After IBM, only a handful of companies have explicitly tied AI to job cuts or hiring freezes.
In December, the Swedish buy now, pay later firm Klarna Inc. said it would freeze hiring as tools like OpenAI’s ChatGPT cut down the time certain tasks take. “We need fewer people to do the same thing,” CEO Sebastian Siemiatkowski told the Telegraph. “The right thing for us is just to say: ‘let’s not recruit now, let’s see how this plays out.’” A spokesperson for Klarna declined to comment further.
In January, language-learning software company Duolingo Inc. chose not to renew about 10 per cent of its contractors.
“We just no longer need as many people to do the type of work some of these contractors were doing. Part of that could be attributed to AI,” a spokesperson told Bloomberg, adding that Duolingo does not have a hiring freeze in place and is actively recruiting for a wide range of roles.
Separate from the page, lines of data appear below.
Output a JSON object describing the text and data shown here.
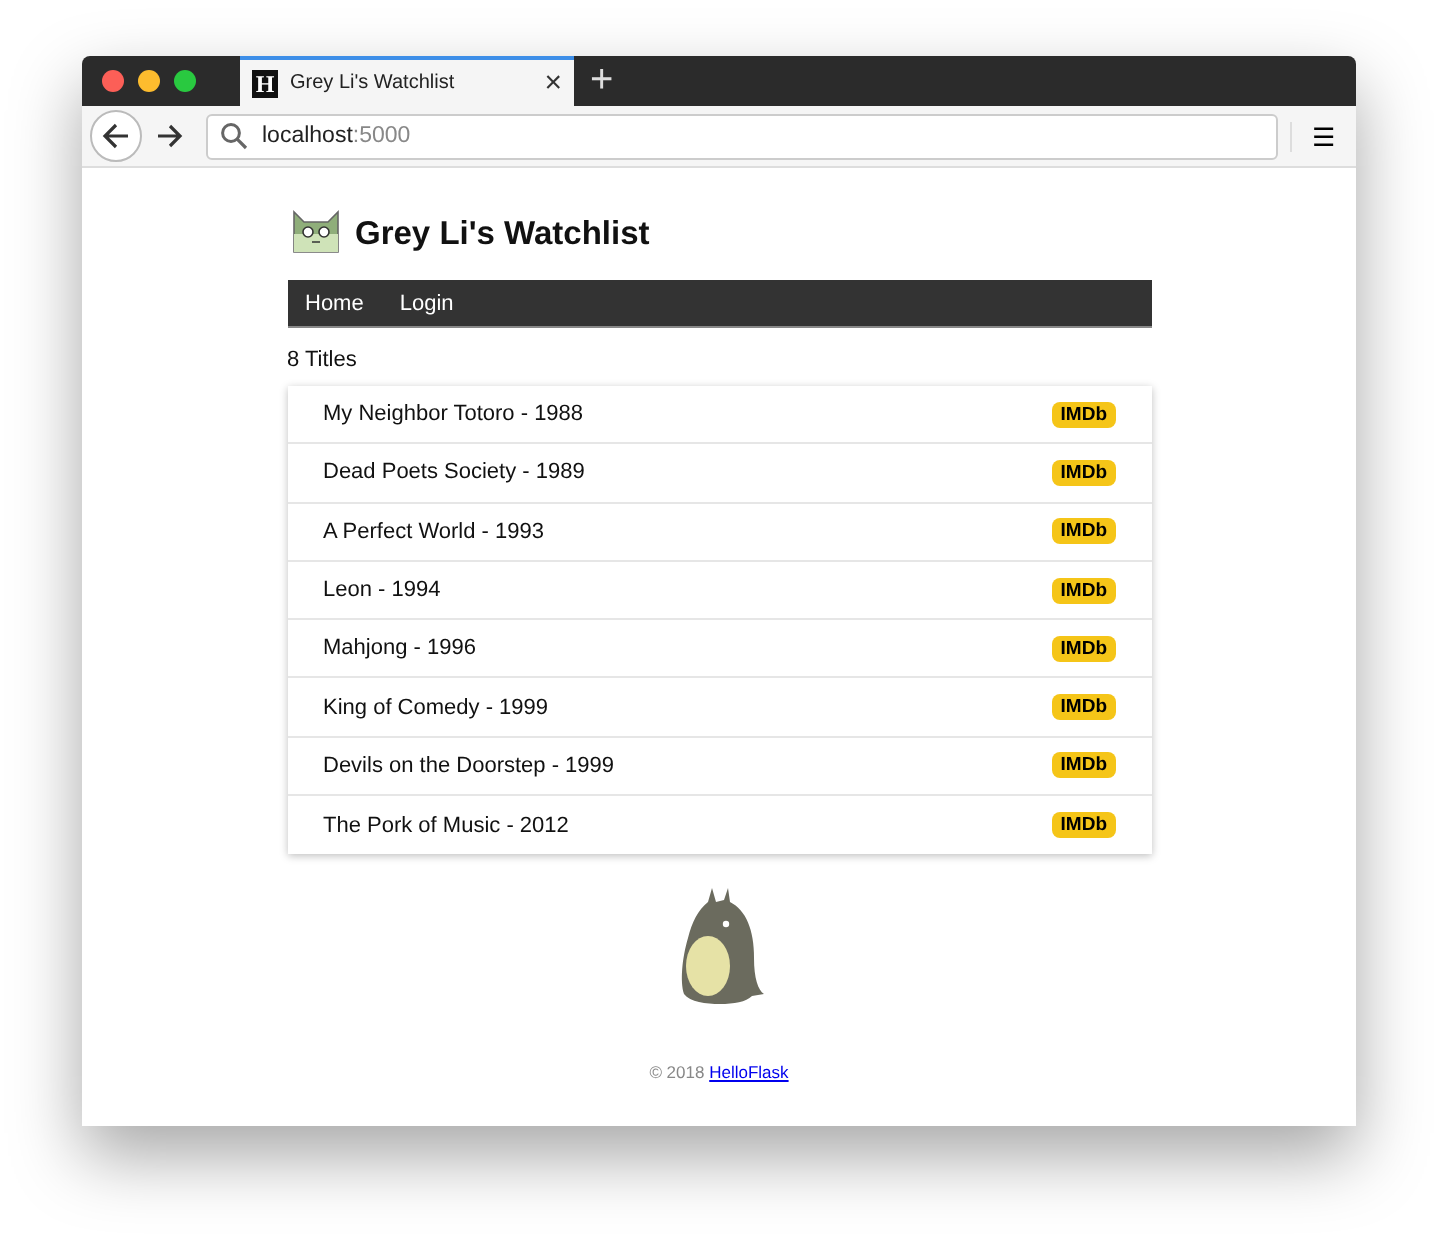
{
  "browser": {
    "tab": {
      "favicon": "H",
      "title": "Grey Li's Watchlist",
      "selected": true
    },
    "new_tab": "+",
    "close": "×",
    "address": {
      "host": "localhost",
      "port": ":5000"
    },
    "menu": "☰"
  },
  "page": {
    "title": "Grey Li's Watchlist",
    "nav": [
      {
        "label": "Home"
      },
      {
        "label": "Login"
      }
    ],
    "count": "8 Titles",
    "movies": [
      {
        "title": "My Neighbor Totoro - 1988",
        "badge": "IMDb"
      },
      {
        "title": "Dead Poets Society - 1989",
        "badge": "IMDb"
      },
      {
        "title": "A Perfect World - 1993",
        "badge": "IMDb"
      },
      {
        "title": "Leon - 1994",
        "badge": "IMDb"
      },
      {
        "title": "Mahjong - 1996",
        "badge": "IMDb"
      },
      {
        "title": "King of Comedy - 1999",
        "badge": "IMDb"
      },
      {
        "title": "Devils on the Doorstep - 1999",
        "badge": "IMDb"
      },
      {
        "title": "The Pork of Music - 2012",
        "badge": "IMDb"
      }
    ],
    "footer": {
      "copyright": "© 2018",
      "link": "HelloFlask"
    }
  }
}
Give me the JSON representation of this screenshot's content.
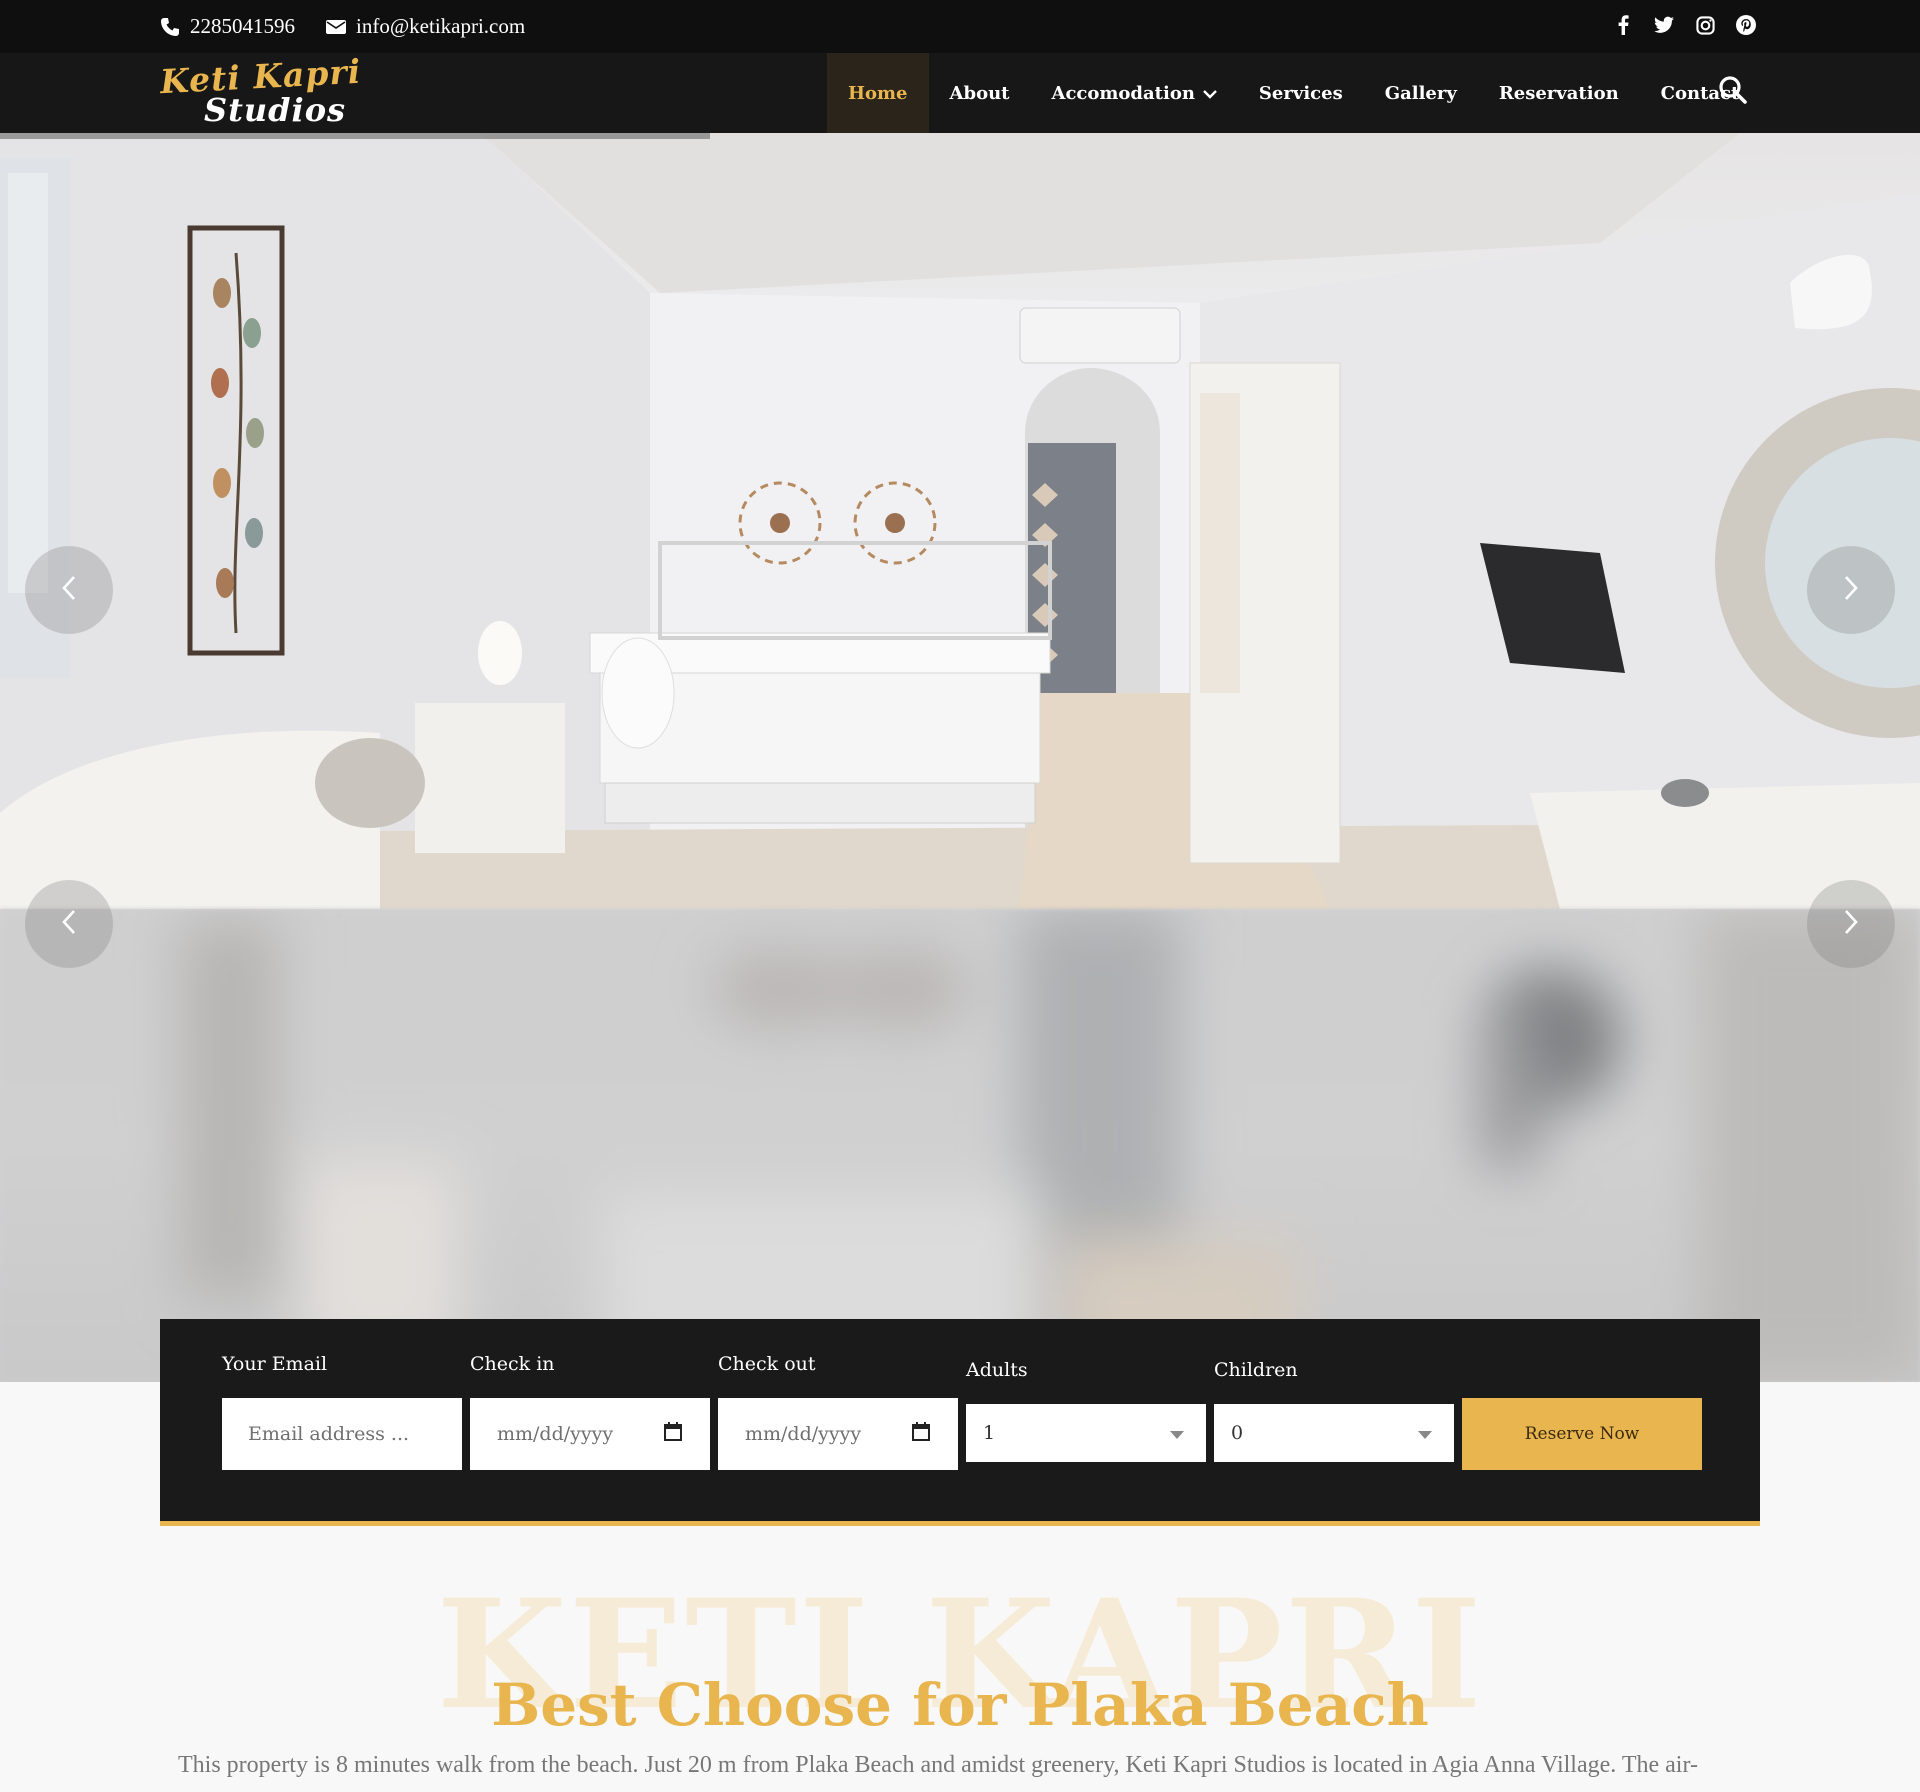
{
  "topbar": {
    "phone": "2285041596",
    "email": "info@ketikapri.com",
    "social": [
      "facebook-icon",
      "twitter-icon",
      "instagram-icon",
      "pinterest-icon"
    ]
  },
  "brand": {
    "line1": "Keti Kapri",
    "line2": "Studios"
  },
  "nav": {
    "home": "Home",
    "about": "About",
    "accomodation": "Accomodation",
    "services": "Services",
    "gallery": "Gallery",
    "reservation": "Reservation",
    "contact": "Contact"
  },
  "booking": {
    "email_label": "Your Email",
    "email_placeholder": "Email address ...",
    "checkin_label": "Check in",
    "checkin_value": "mm/dd/yyyy",
    "checkout_label": "Check out",
    "checkout_value": "mm/dd/yyyy",
    "adults_label": "Adults",
    "adults_value": "1",
    "children_label": "Children",
    "children_value": "0",
    "reserve_label": "Reserve Now"
  },
  "about": {
    "watermark": "KETI KAPRI",
    "heading": "Best Choose for Plaka Beach",
    "text": "This property is 8 minutes walk from the beach. Just 20 m from Plaka Beach and amidst greenery, Keti Kapri Studios is located in Agia Anna Village. The air-"
  },
  "colors": {
    "accent": "#e8b54e",
    "dark": "#171717",
    "topbar": "#0f0f0f"
  }
}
The company said no full-time employees were affected and that the job reduction isn’t a “straight replacement” of workers with AI, as many of its full-time employees and contractors use the technology in their work.
These companies aren’t alone in their thinking, even if others don’t say it out loud: Three out of four Fortune 500 chief human resources officers surveyed by Gallup last year said they see AI replacing jobs in their company in the next three years.
“Let's not pretend — jobs are going to go away because of AI," said Bob Toohey, chief human resources officer at insurer Allstate Corp., adding that he was referring to the overall labor market, not his company specifically. “There will be jobs lost, and also jobs enhanced.”
In his own department, Toohey said AI will change the work of the so-called learning and development teams that train Allstate employees in, say, a new method of handling claims. What once was a three-week process of creating content can now take less than a day. “We are right in the throes of this now,” he said.
In the tech industry, some top executives have warned AI could eliminate certain jobs, with Elon Musk going so far as to say, “There will come a point where no job is needed.” But for the companies currently introducing AI to workers, there's often a more positive spin.
“The big thing you’ll hear companies say is they’re not focused on elimination, but augmentation — trying to make people more effective and efficient,” Challenger said. “But clearly there are a lot of scenarios right now where one person could do the work of four or five people with the help of AI in a way they couldn’t a year ago. That’s playing out on the ground even if we’re not hearing about it in big announcements from organizations.”